Mr Major says that a vote for UKIP is a vote for Labour
"If anybody wants to see the Labour party returned to power, then go out and vote UKIP," he told BBC1's Breakfast with Frost on Sunday.
He said Tory voters would vote for UKIP because they felt strongly about the issue of the European Constitution.
But he warned that Europe was UKIP's only policy.
"They are a single issue party on Europe," he said, and similar to the BNP and former Referendum Party by being "on the periphery of politics".
"I think the best way to deal with those parties is to deal with the whole issue of policy. Other than their particular subject, they have nothing to say," Mr Major said.
Meanwhile, Robert Kilroy-Silk continued his campaign to run UKIP by urging his supporters to force a leadership challenge.
"The members have the ability in their hands to force an extraordinary
general meeting and through that to force an election," he told GMTV on Sunday, adding that the leadership issue had reached "stalemate".
"I think we have a great political moment and I think we have the opportunity
with UKIP to be a serious political party and to have a major impact on British
politics," Mr Kilroy-Silk said.
"People are looking for something fresh, new, and I
think we could have been that party... the moment is slipping away," he warned.

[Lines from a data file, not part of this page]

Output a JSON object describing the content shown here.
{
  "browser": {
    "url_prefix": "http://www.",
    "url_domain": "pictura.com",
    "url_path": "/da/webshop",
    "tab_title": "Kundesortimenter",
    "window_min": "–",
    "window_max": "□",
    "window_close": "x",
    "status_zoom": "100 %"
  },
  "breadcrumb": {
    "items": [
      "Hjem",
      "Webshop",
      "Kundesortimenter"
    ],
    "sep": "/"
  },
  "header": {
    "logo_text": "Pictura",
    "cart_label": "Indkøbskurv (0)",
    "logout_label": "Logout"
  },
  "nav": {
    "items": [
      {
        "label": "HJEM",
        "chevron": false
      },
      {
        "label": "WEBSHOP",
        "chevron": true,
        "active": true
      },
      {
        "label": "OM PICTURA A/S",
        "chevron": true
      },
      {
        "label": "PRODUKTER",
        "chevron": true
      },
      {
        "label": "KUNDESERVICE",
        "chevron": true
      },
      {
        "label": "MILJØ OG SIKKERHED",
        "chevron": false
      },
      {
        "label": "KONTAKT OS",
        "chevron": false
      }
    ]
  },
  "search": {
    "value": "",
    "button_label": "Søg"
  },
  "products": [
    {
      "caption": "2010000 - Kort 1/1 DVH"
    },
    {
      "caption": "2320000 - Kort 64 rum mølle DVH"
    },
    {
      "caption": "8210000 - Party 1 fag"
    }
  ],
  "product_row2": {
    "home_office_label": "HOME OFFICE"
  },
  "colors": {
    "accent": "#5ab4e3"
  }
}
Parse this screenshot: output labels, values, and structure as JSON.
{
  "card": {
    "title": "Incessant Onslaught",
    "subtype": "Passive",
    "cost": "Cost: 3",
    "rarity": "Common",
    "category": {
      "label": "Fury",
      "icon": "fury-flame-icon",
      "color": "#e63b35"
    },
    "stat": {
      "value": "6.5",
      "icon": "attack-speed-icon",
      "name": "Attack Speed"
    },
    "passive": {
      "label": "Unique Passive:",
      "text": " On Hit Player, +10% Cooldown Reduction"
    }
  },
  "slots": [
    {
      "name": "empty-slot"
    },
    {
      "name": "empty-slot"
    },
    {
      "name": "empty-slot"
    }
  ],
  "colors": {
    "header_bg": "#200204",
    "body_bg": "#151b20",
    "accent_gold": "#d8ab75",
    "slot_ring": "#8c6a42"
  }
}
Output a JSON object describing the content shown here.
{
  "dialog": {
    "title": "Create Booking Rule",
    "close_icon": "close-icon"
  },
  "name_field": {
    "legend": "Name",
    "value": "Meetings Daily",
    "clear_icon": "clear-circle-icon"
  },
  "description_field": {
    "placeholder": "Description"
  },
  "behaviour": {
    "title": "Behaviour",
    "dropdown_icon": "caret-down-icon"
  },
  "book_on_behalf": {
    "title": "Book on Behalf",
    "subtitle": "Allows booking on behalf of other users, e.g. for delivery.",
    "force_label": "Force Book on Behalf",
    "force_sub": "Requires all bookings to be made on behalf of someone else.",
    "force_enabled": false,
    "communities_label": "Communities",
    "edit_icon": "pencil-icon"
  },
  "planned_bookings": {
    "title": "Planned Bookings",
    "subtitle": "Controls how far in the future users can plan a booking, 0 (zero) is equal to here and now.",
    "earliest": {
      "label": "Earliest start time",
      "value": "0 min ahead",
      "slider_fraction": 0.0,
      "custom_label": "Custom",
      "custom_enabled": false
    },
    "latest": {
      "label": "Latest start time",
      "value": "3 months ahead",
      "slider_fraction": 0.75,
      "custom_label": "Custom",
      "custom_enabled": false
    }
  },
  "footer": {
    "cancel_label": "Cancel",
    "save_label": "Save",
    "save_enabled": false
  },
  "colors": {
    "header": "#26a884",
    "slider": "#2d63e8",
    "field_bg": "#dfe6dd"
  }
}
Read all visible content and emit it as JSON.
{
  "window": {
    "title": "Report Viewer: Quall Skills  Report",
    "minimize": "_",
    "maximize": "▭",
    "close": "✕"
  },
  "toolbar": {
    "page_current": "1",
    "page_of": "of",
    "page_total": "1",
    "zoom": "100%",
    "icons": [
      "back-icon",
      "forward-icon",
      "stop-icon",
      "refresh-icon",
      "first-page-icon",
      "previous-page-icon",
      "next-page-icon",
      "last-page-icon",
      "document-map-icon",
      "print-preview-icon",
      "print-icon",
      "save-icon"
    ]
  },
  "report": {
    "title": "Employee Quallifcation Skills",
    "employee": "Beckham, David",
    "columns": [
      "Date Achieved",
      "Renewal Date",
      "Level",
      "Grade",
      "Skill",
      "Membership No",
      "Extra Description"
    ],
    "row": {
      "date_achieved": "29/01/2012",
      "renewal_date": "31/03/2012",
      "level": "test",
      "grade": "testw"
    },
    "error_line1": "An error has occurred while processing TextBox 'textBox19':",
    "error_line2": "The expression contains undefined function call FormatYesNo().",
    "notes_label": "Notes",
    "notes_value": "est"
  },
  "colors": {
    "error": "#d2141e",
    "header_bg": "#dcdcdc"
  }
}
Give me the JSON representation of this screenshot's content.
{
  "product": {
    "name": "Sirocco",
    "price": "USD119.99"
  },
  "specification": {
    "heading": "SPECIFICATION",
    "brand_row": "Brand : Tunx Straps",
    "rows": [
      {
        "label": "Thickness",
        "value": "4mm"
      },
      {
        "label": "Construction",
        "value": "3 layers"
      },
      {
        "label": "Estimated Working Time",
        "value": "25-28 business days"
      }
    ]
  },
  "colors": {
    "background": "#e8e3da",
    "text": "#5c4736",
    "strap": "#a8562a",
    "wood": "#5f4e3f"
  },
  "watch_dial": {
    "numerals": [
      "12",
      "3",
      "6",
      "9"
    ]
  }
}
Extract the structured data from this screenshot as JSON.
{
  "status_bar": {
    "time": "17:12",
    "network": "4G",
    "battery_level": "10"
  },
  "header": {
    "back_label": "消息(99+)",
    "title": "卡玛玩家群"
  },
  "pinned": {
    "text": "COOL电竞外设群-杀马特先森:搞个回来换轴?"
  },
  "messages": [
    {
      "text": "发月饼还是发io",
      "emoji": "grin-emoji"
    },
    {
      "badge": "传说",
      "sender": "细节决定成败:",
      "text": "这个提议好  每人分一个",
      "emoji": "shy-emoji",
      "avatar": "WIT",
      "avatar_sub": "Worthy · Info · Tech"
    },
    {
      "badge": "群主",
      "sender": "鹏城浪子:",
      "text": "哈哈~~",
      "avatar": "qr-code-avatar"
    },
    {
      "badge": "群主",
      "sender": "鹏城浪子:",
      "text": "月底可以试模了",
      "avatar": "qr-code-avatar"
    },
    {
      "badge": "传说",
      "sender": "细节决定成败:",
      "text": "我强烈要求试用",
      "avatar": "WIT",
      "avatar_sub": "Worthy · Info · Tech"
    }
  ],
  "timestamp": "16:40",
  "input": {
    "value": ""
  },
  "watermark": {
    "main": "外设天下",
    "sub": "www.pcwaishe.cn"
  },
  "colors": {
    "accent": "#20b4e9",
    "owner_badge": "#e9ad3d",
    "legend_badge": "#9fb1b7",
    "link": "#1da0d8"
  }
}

Mr Kilroy-Silk says he has the support to lead UKIP
Party leader Roger Knapman has called on Mr Kilroy-Silk to abandon his leadership aspirations, saying internal polls show he does not have enough support.
Mr Knapman said an internal party poll showed 109 chairmen wanted him as leader, while only 25 wanted his rival.
He told BBC Radio 4's Today programme earlier in the week that the leadership had been "sorted out".
He said that Mr Kilroy-Silk was wanted "back in the fold, but as a team player, and team players must cease attacks on their own party on a daily basis".
"We hope he will be a good team player, but if he can't be a good team player, he owes it to himself and to the party to look at his future carefully."
But Mr Kilroy-Silk told GMTV that the poll did not reflect the views of the 28,000 party members.
"[The leadership] claimed to have more support than they had," he said.